The sound of a loud engine faded in. A second later an old pickup went by, heading out of town, its bed loaded with boxes and bags.
Travis put aside the mine for the moment, his thoughts going back to earlier questions. He turned to Jeannie. “What about the man I mentioned before? Ruben Ward.”
“I never heard that name until today,” Jeannie said, “when the others came in and asked about it.”
“And none of these old stories talk about the summer of 1978?” Paige said.
Jeannie shook her head.
“ Do you have paperwork for who lived here back then?” Travis said. “I know it’s a long shot—”
“It’s possible,” Jeannie said. “There are old file boxes in the office—”
She stopped and cocked her head.
Travis listened too, and heard another engine rumbling. Another loud one, though it sounded different from the truck. Jeannie appeared to recognize its tone.
“Shit,” she whispered. “I only meant to complain.”
“What are you talking about?” Travis said.
“When you went downstairs I called the number they gave me earlier. I yelled at them for sending in the good cops.”
The engine grew louder, drawing very near now. Its growl spoke more of power than age. A second later it cut out and brakes whined, somewhere just out of view past the edge of the glass front wall.
“That’s one of the Humvees,” Jeannie said. “They know you’re here.”
“Storage room, back right,” Jeannie said. Her hand shot out toward the corner of the building opposite where the Humvee had stopped. “No screen in the window.”
Paige and Bethany were already moving. Travis took a step after them, then pulled up short. He looked at Jeannie and the two kids.
Jeannie shook her head. “We’re fine if you’re gone. You left three minutes ago.”
Travis nodded, spun and ran after the others. He’d almost cleared the room when Jeannie called after him. He stopped again and faced her.
“Cell phone number,” she said. “I’ll find the old paperwork.”
From outside came footsteps and men’s voices.

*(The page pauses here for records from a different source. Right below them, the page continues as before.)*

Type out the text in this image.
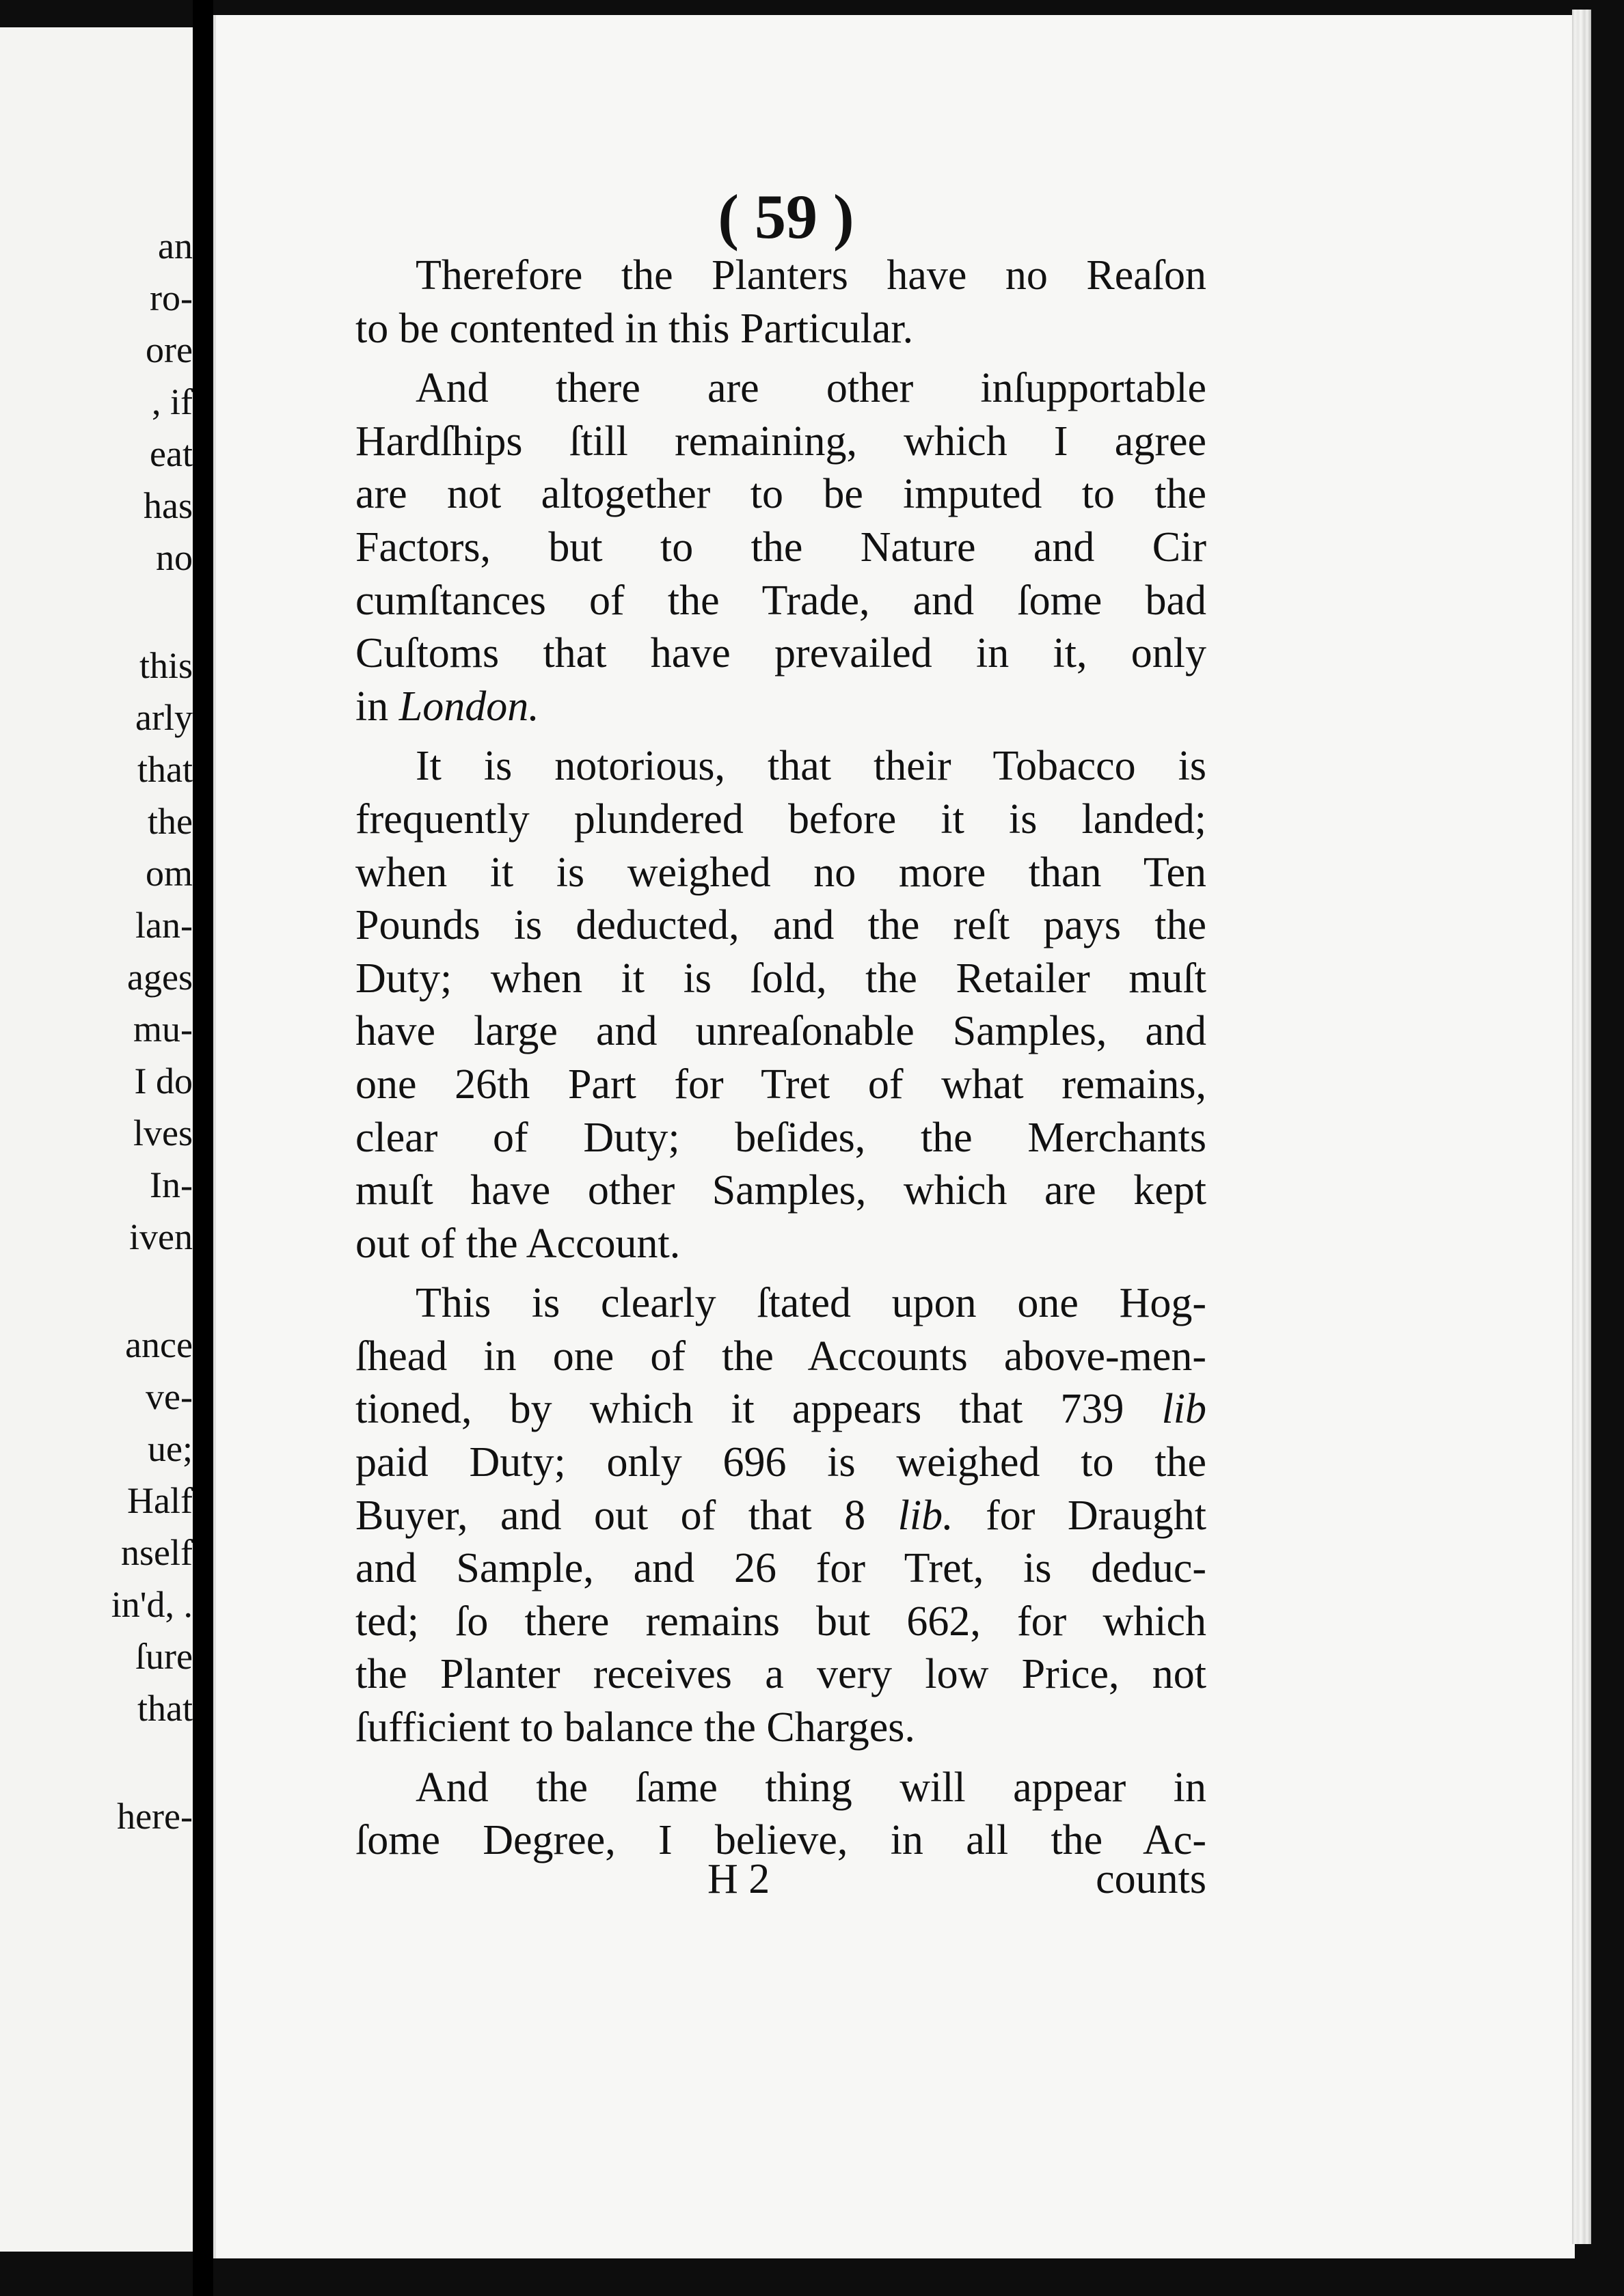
an
ro-
ore
, if
eat
has
no
this
arly
that
the
om
lan-
ages
mu-
I do
lves
In-
iven
ance
ve-
ue;
Half
nself
in'd, .
ſure
that
here-
( 59 )
Therefore the Planters have no Reaſon
to be contented in this Particular.
And there are other inſupportable
Hardſhips ſtill remaining, which I agree
are not altogether to be imputed to the
Factors, but to the Nature and Cir
cumſtances of the Trade, and ſome bad
Cuſtoms that have prevailed in it, only
in London.
It is notorious, that their Tobacco is
frequently plundered before it is landed;
when it is weighed no more than Ten
Pounds is deducted, and the reſt pays the
Duty; when it is ſold, the Retailer muſt
have large and unreaſonable Samples, and
one 26th Part for Tret of what remains,
clear of Duty; beſides, the Merchants
muſt have other Samples, which are kept
out of the Account.
This is clearly ſtated upon one Hog-
ſhead in one of the Accounts above-men-
tioned, by which it appears that 739 lib
paid Duty; only 696 is weighed to the
Buyer, and out of that 8 lib. for Draught
and Sample, and 26 for Tret, is deduc-
ted; ſo there remains but 662, for which
the Planter receives a very low Price, not
ſufficient to balance the Charges.
And the ſame thing will appear in
ſome Degree, I believe, in all the Ac-
H 2	counts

Travis said the number aloud once. Didn’t wait to see if she’d caught it all. He sprinted for the back room, and in the same second that he slipped into it, he heard the front door open.
Paige already had the window up: an old single-pane affair with about ten layers of paint on its frame. It was on the side wall, leading out to the back stretch of the alley they’d walked down earlier. Bethany slipped through; the alley’s pavement was only a couple feet lower than the floor. Travis motioned for Paige to go ahead of him, and took hold of the raised sash as she let go of it. He went through after her, got his feet on the concrete and stood upright, his hand still holding the sash in place.
He considered just leaving it up—an open window in a back room shouldn’t stand out as unusual, if any of the men from the Humvee came to check this part of the building. Travis relaxed his hand on the bottom of the sash.